I find myself frequently saying the words, “I don’t recommend using the Available for Checkout stage as a part of your process” – and I have a lot of good reasons. Available for Checkout essentially means this: a page in policyIQ is not published, but it is also not currently sitting in someone’s queue to be worked on. You can see how easily these pages might be overlooked and forgotten. If the responsibility isn’t spelled out, it’s easy to assume that someone else will take care of it.
And then a funny thing happened. A few months ago, I found myself specifically recommending the Available for Checkout stage for one of our policyIQ users – for exactly the reasons that I would normally avoid it.
The client uses policyIQ to manage their Sarbanes-Oxley documentation, with multiple business units and locations. Some processes in certain business units are not in scope – but the risk assessments and controls are retained, and test pages are even created each year. For those units not in scope, the information is simply left in a Draft state so that it is available should a situation occur to change the scope.
The audit team, however, actively uses their Checked Out to Me queue to manage their workload – and several hundred pages of not-in-scope Risks, Controls and Tests really gum up the works.

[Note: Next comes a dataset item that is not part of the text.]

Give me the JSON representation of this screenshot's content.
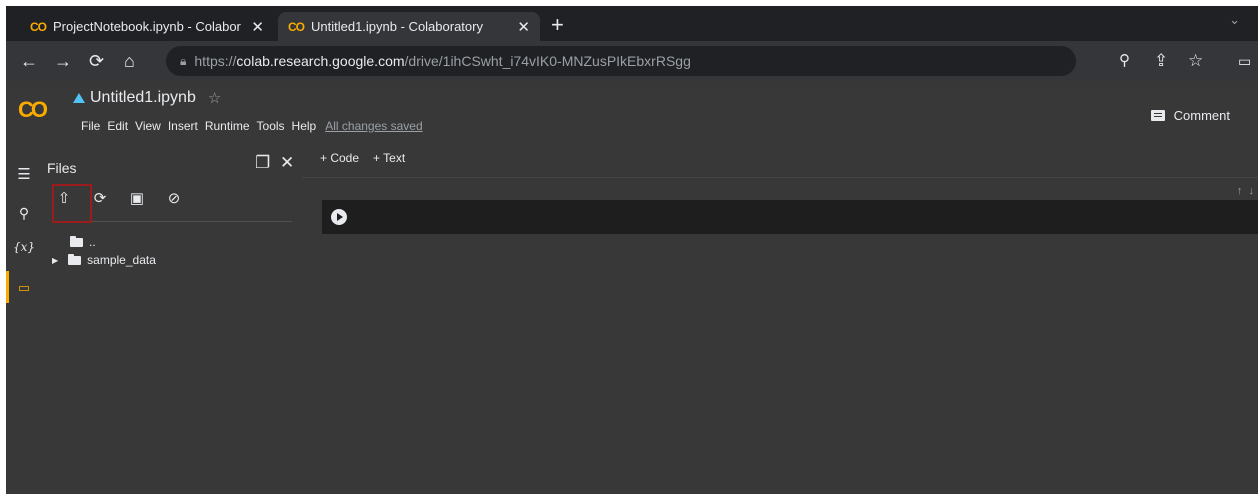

We considered some options. They could simply publish the pages, but they need to be sure that their final audit reports, made available to external auditors within policyIQ, do not include these out of scope pages. View security could accomplish this, but then every auditor would need to remember to update the View security if an item were to be changed to in scope (or to remove security if something were discovered to be out of scope).
Ultimately the right – and simple – answer was to pull all of those pages into Available for Checkout and keep them out of the queue for active work.
After this experience, I find myself rephrasing my previous words to be more clear. “Typically, we don’t recommend using Available for Checkout as a part of your active workflow, because pages may be lost or forgotten.”